CanonicalMerge: Order-Independent Cache Merging for Multi-Agent Reasoning
Byte-identical merged caches under any input permutation with CanonicalMerge
Prior work on multi-agent latent reasoning (Agent Primitives) used BagMerge, which concatenates KV-caches along the sequence axis with RoPE re-encoding. This operation is non-commutative, and the best input ordering varies unpredictably with the regime, latent-step budget, and model scale. Baquero and Brito reformulate the problem as a convergent replicated state. Their method, CanonicalMerge, fixes the layout by content: ordering caches by mean K-norm at a middle layer renders the merged cache byte-identical under any input permutation. The state itself is a set of content-addressed latent fragments whose merge is set union—a state-based CvRDT (commutative, associative, idempotent, absorbing), with CanonicalMerge as its deterministic render.
On a partitioned-reasoning benchmark, CanonicalMerge matches the best BagMerge ordering in every regime-by-budget-by-ordering cell without knowing which order is best, trading a small, statistically insignificant accuracy margin for an unconditional structural guarantee. The behavior transfers to real multi-document QA (HotpotQA), where the closest training-free output-fusion baseline (PackLLM) loses by 45 points at matched budget, placing cache-level merging in a distinct regime from output-level fusion. At k>2, the approach transports and colocates latent traces but does not by itself compose them, motivating future work.

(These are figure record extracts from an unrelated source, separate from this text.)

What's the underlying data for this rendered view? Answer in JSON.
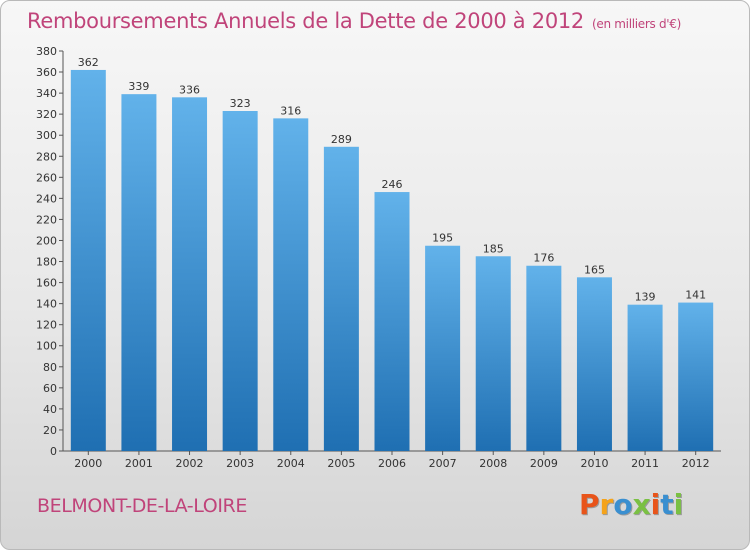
{
  "header": {
    "title": "Remboursements Annuels de la Dette de 2000 à 2012",
    "unit_note": "(en milliers d'€)"
  },
  "footer": {
    "town": "BELMONT-DE-LA-LOIRE",
    "logo_text": "Proxiti",
    "logo_colors": [
      "#e8541a",
      "#f5a31a",
      "#3a8fd0",
      "#7ac043",
      "#e8541a",
      "#3a8fd0",
      "#7ac043"
    ]
  },
  "colors": {
    "title": "#c0447a",
    "bar_top": "#62b2ea",
    "bar_bottom": "#1f6fb2"
  },
  "chart_data": {
    "type": "bar",
    "title": "Remboursements Annuels de la Dette de 2000 à 2012",
    "categories": [
      "2000",
      "2001",
      "2002",
      "2003",
      "2004",
      "2005",
      "2006",
      "2007",
      "2008",
      "2009",
      "2010",
      "2011",
      "2012"
    ],
    "values": [
      362,
      339,
      336,
      323,
      316,
      289,
      246,
      195,
      185,
      176,
      165,
      139,
      141
    ],
    "ylim": [
      0,
      380
    ],
    "ytick_step": 20,
    "xlabel": "",
    "ylabel": "",
    "grid": false,
    "data_labels": true
  }
}
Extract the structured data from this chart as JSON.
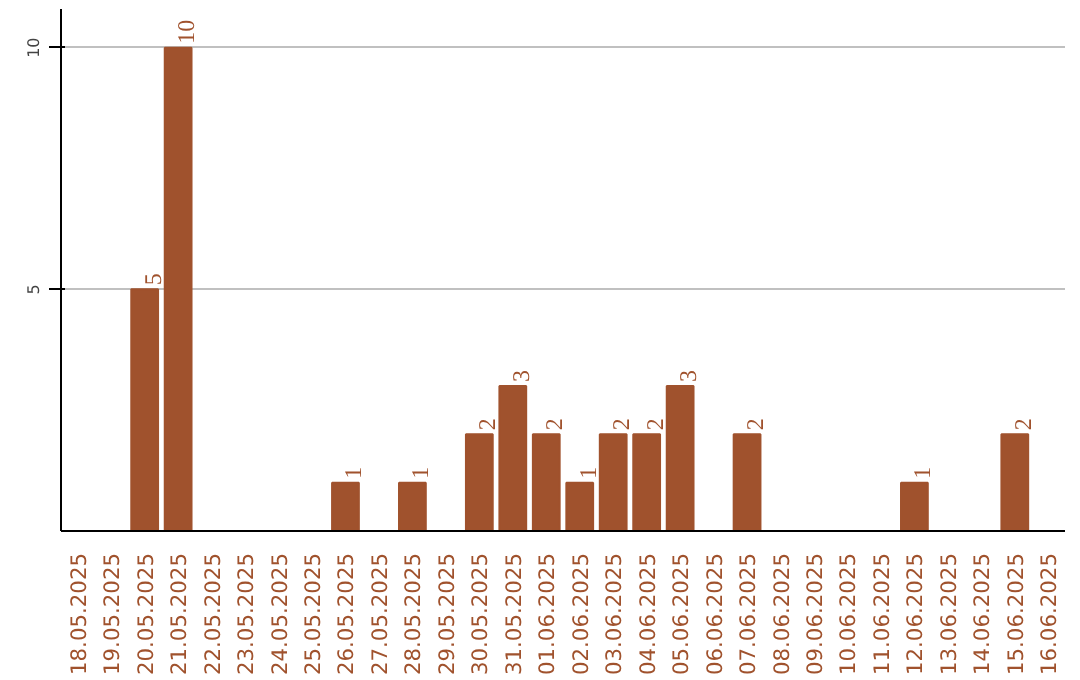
{
  "chart_data": {
    "type": "bar",
    "categories": [
      "18.05.2025",
      "19.05.2025",
      "20.05.2025",
      "21.05.2025",
      "22.05.2025",
      "23.05.2025",
      "24.05.2025",
      "25.05.2025",
      "26.05.2025",
      "27.05.2025",
      "28.05.2025",
      "29.05.2025",
      "30.05.2025",
      "31.05.2025",
      "01.06.2025",
      "02.06.2025",
      "03.06.2025",
      "04.06.2025",
      "05.06.2025",
      "06.06.2025",
      "07.06.2025",
      "08.06.2025",
      "09.06.2025",
      "10.06.2025",
      "11.06.2025",
      "12.06.2025",
      "13.06.2025",
      "14.06.2025",
      "15.06.2025",
      "16.06.2025"
    ],
    "values": [
      0,
      0,
      5,
      10,
      0,
      0,
      0,
      0,
      1,
      0,
      1,
      0,
      2,
      3,
      2,
      1,
      2,
      2,
      3,
      0,
      2,
      0,
      0,
      0,
      0,
      1,
      0,
      0,
      2,
      0
    ],
    "value_labels": [
      null,
      null,
      "5",
      "10",
      null,
      null,
      null,
      null,
      "1",
      null,
      "1",
      null,
      "2",
      "3",
      "2",
      "1",
      "2",
      "2",
      "3",
      null,
      "2",
      null,
      null,
      null,
      null,
      "1",
      null,
      null,
      "2",
      null
    ],
    "color": "#a0522d",
    "ylim": [
      0,
      10.8
    ],
    "yticks": [
      5,
      10
    ],
    "grid": "y"
  }
}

- CanonicalMerge orders KV-caches by mean K-norm at a middle layer, ensuring byte-identical results under any input permutation (verified for arity N≤5 and on real Qwen3-1.7B and 4B models).
- The cache state is treated as a CvRDT (commutative, associative, idempotent, absorbing) set of content-addressed fragments, making re-delivered duplicates absorbed rather than re-concatenated.
- CanonicalMerge matches the best BagMerge ordering in all regimes without knowing the optimal order, and beats PackLLM by 45 points on HotpotQA.
Why It Matters
Eliminates order-tuning for multi-agent KV-cache merging, enabling deterministic, efficient reasoning across agents.